Understanding and compassion have nothing to do with condoning a behavior. When you are able to clearly delineate between the two then you can make decisions. You can make decisions about celebrating your victories when you accomplish something that is difficult for you instead of beating yourself up for not doing it as well as someone else would have. You can decide what your values are, and work your darndest to stick to them even when chemistry or history makes it hard. You can also let go of the judgement of others when you aren’t as awesome as they are, because they don’t have the roadblocks you have.
When you are able to clearly delineate between the two you can also have more compassion and understanding for those around you that struggle too. You can see where and when they are fighting their best, and celebrate their successes when they find their successes. You can also protect yourself when their best is still dangerous to you, your family, and the world in general. You can let yourself move away and create boundaries without feeling guilt or shame.

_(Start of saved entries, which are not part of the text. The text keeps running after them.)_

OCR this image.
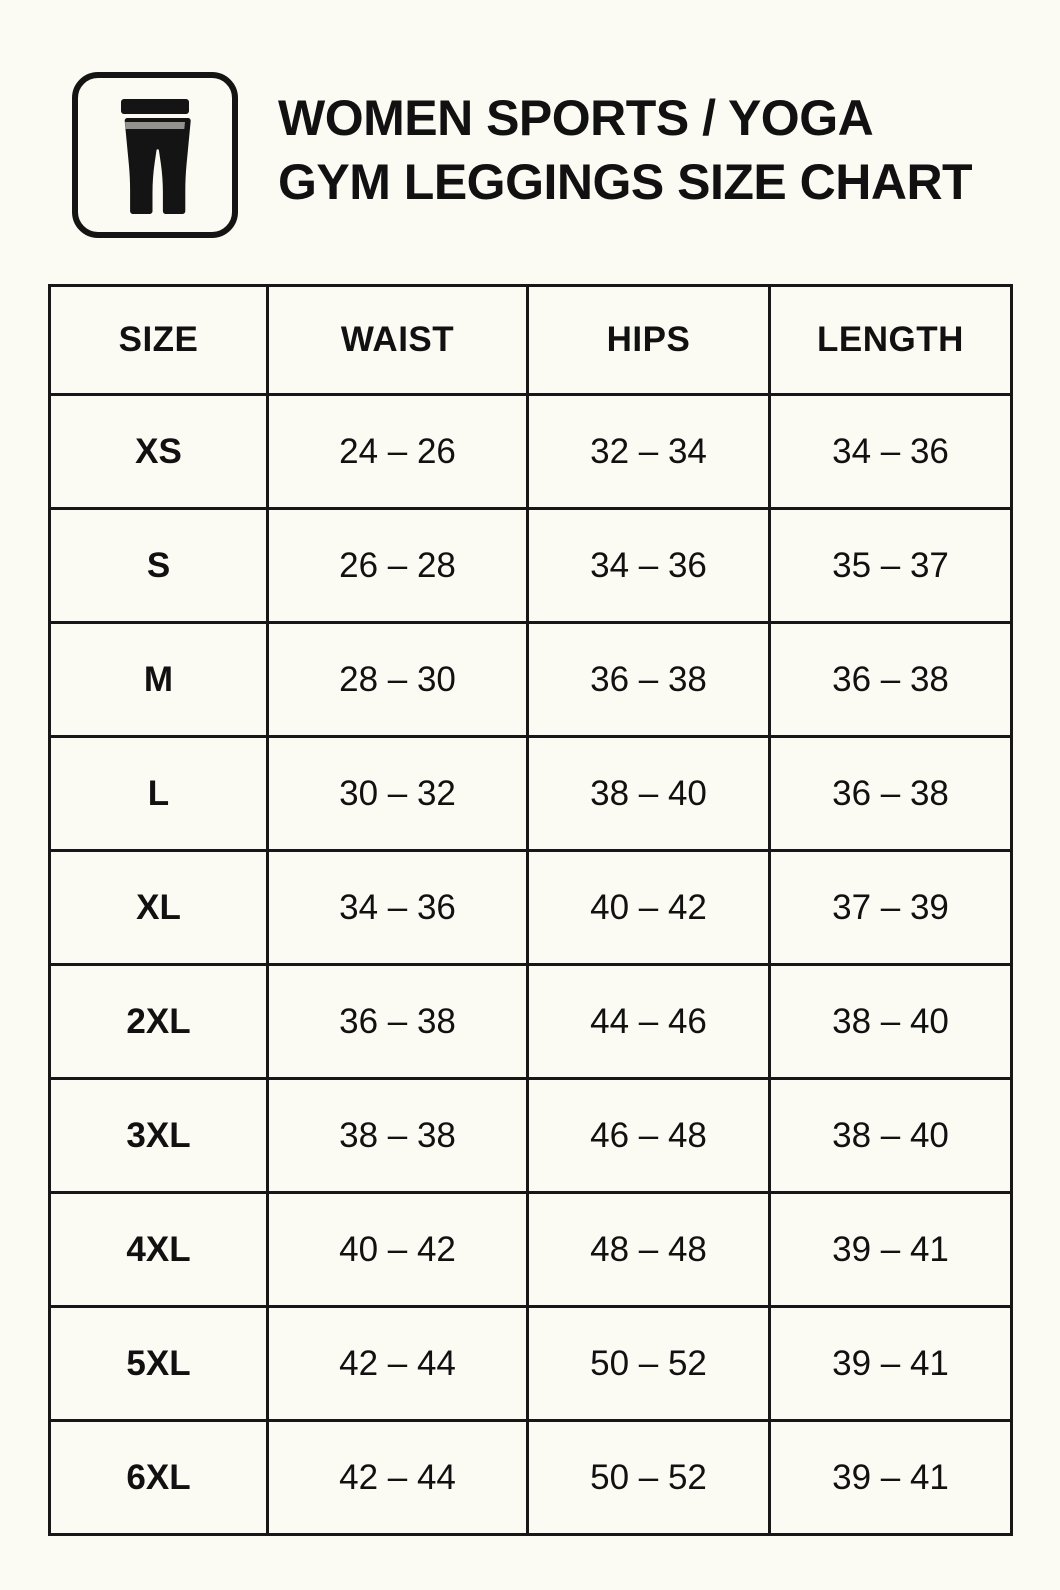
WOMEN SPORTS / YOGA
GYM LEGGINGS SIZE CHART
SIZE	WAIST	HIPS	LENGTH
XS	24 – 26	32 – 34	34 – 36
S	26 – 28	34 – 36	35 – 37
M	28 – 30	36 – 38	36 – 38
L	30 – 32	38 – 40	36 – 38
XL	34 – 36	40 – 42	37 – 39
2XL	36 – 38	44 – 46	38 – 40
3XL	38 – 38	46 – 48	38 – 40
4XL	40 – 42	48 – 48	39 – 41
5XL	42 – 44	50 – 52	39 – 41
6XL	42 – 44	50 – 52	39 – 41
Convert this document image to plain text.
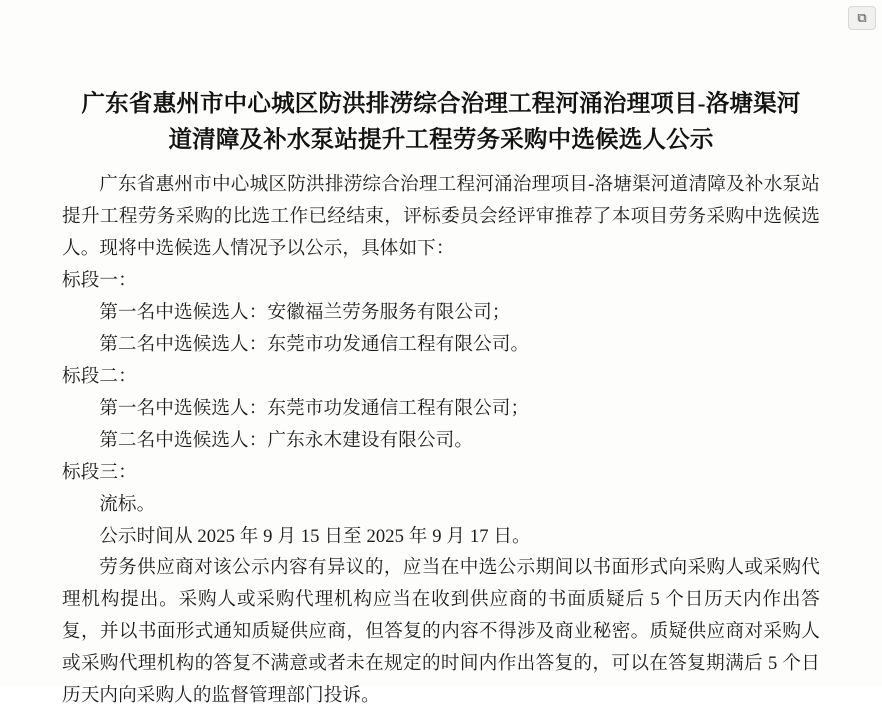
⧉
广东省惠州市中心城区防洪排涝综合治理工程河涌治理项目-洛塘渠河
道清障及补水泵站提升工程劳务采购中选候选人公示

广东省惠州市中心城区防洪排涝综合治理工程河涌治理项目-洛塘渠河道清障及补水泵站提升工程劳务采购的比选工作已经结束，评标委员会经评审推荐了本项目劳务采购中选候选人。现将中选候选人情况予以公示，具体如下：

标段一：

第一名中选候选人：安徽福兰劳务服务有限公司；

第二名中选候选人：东莞市功发通信工程有限公司。

标段二：

第一名中选候选人：东莞市功发通信工程有限公司；

第二名中选候选人：广东永木建设有限公司。

标段三：

流标。

公示时间从 2025 年 9 月 15 日至 2025 年 9 月 17 日。

劳务供应商对该公示内容有异议的，应当在中选公示期间以书面形式向采购人或采购代理机构提出。采购人或采购代理机构应当在收到供应商的书面质疑后 5 个日历天内作出答复，并以书面形式通知质疑供应商，但答复的内容不得涉及商业秘密。质疑供应商对采购人或采购代理机构的答复不满意或者未在规定的时间内作出答复的，可以在答复期满后 5 个日历天内向采购人的监督管理部门投诉。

Each of us has obstacles that keep us from being out best. We all have our own individual battles that we fight on a daily basis. Some people, because of chemistry, trauma, or pain have more to struggle with than others. When they win their battles we celebrate with them. Those that don’t win their battles, that continue to hurt others or lose themselves in the disease of addiction destroying everything around themselves, we have to protect ourselves from them even when we have compassion, love and possibly understand them.
Understanding isn’t condoning bad behavior. Only you can decide what your values, beliefs, ethics and principles are, and only you can figure how to best live within them with your own stumbling-blocks. When you live within your values successfully, celebrate. Knowing that I can’t understand another person’s battle helps me let go of judgement and contempt, and I still protect myself from their behavior. I understand, and I still expect that I do my best, and that you do your best. And when I am with the best in me, and you are with the best in you, we can make a pretty awesome world.